Monday, August 09, 2010

IQ regression from Terman data

A reader sent me a link to some data on regression from Eysenck's book The Structure and Measurement of Intelligence. (I actually own this book but had forgotten about these results!) Eysenck quotes from the Terman study:

1528 California children with IQs of 140 or higher were followed into adulthood in order to assess the importance of IQ in adult success and adjustment. The mean IQ of those that married and had children was 152; that of their spouses, 125. The mean IQ of this whole group of parents was 138.5. The mean IQ of 1571 of their children was 133.2, a little less than the parents and showing some regression to the mean.

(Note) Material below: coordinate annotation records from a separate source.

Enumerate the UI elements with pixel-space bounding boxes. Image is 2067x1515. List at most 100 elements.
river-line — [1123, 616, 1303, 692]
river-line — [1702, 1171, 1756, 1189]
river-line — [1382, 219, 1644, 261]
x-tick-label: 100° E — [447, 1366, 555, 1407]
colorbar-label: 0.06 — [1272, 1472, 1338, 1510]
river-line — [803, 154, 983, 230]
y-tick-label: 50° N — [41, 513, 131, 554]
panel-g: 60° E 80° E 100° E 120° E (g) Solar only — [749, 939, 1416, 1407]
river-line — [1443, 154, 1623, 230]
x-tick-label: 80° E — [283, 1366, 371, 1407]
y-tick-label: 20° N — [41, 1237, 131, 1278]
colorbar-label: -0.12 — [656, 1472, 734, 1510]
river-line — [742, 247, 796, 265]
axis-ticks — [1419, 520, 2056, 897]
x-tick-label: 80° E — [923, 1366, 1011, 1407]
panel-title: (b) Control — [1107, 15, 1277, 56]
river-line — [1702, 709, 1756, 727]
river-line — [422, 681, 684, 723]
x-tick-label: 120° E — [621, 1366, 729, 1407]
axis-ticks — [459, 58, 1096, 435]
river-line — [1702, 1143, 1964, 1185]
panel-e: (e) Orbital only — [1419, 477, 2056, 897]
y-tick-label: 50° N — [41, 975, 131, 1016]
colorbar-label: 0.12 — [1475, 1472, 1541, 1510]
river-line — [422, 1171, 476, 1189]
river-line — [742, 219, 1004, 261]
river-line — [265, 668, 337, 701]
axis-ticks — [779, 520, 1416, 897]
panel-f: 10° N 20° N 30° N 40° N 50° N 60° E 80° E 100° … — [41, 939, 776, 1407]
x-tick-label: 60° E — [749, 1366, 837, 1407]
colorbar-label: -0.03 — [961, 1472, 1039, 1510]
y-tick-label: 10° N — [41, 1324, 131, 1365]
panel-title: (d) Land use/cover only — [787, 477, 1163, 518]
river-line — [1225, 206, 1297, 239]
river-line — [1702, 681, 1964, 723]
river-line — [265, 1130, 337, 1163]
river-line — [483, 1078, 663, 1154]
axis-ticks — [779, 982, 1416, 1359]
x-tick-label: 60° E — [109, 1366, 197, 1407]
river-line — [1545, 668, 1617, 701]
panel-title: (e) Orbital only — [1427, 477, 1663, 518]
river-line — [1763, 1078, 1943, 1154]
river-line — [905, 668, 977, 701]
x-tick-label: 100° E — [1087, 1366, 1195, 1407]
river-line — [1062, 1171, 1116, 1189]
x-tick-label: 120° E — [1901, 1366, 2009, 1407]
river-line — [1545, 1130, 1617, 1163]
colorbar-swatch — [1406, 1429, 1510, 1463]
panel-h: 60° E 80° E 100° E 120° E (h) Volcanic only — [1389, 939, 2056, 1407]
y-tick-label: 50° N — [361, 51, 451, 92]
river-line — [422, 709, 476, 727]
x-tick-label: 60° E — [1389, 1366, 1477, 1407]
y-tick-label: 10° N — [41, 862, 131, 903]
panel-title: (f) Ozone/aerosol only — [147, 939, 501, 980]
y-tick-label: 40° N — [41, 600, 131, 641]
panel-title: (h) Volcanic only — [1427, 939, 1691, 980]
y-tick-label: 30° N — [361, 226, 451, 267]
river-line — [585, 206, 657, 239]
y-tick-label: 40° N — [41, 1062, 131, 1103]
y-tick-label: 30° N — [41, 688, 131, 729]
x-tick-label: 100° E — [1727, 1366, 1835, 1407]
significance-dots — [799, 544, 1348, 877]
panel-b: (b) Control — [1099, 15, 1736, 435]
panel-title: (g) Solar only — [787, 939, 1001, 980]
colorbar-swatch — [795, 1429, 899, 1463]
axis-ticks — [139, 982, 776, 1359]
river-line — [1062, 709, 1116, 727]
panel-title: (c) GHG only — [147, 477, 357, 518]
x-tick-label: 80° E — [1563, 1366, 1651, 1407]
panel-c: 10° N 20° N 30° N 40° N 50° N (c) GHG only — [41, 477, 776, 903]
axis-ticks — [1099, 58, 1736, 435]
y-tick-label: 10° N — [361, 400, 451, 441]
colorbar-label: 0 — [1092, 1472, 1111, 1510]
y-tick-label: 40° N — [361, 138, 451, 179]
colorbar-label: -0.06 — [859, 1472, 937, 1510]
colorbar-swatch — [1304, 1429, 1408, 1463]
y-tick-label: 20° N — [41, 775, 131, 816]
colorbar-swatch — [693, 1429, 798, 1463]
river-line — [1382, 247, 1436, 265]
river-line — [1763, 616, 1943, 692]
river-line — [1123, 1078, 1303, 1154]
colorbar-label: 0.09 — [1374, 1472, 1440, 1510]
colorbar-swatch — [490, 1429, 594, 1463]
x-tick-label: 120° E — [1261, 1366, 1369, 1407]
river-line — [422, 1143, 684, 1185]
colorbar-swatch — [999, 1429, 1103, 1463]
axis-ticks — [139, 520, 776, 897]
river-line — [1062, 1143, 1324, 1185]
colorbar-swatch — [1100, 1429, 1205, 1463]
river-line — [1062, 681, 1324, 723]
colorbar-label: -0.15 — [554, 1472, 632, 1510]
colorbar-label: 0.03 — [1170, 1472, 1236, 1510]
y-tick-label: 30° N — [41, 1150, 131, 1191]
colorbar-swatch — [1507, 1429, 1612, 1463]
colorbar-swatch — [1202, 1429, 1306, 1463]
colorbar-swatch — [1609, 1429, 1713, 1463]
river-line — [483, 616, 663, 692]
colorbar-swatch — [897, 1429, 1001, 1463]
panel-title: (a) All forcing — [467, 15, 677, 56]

These results show very little regression -- less than would be predicted from the estimates given in my earlier post. However, I suspect a correction needs to be applied as the Terman study was done before the Flynn Effect was understood. If the same version of the Stanford Binet was used on the parents and children, without Flynn re-norming, then the children were not as exceptional as implied by the 133 average given above. If we take the Flynn Effect in mid-20th century America to be about 10 points per generation (this is just a rough guess), then the 133 should be corrected to about 123, and is pretty consistent with the estimate I gave of: 100 + .6(38.5) = 123, which assumes narrow sense heritability h^2 = .6.

The discussion by Eysenck uses higher heritability numbers (note the non-negligible V_CE = variance due to common environment). If the Terman study used re-normed tests then their data would be evidence for much less regression than in my estimates.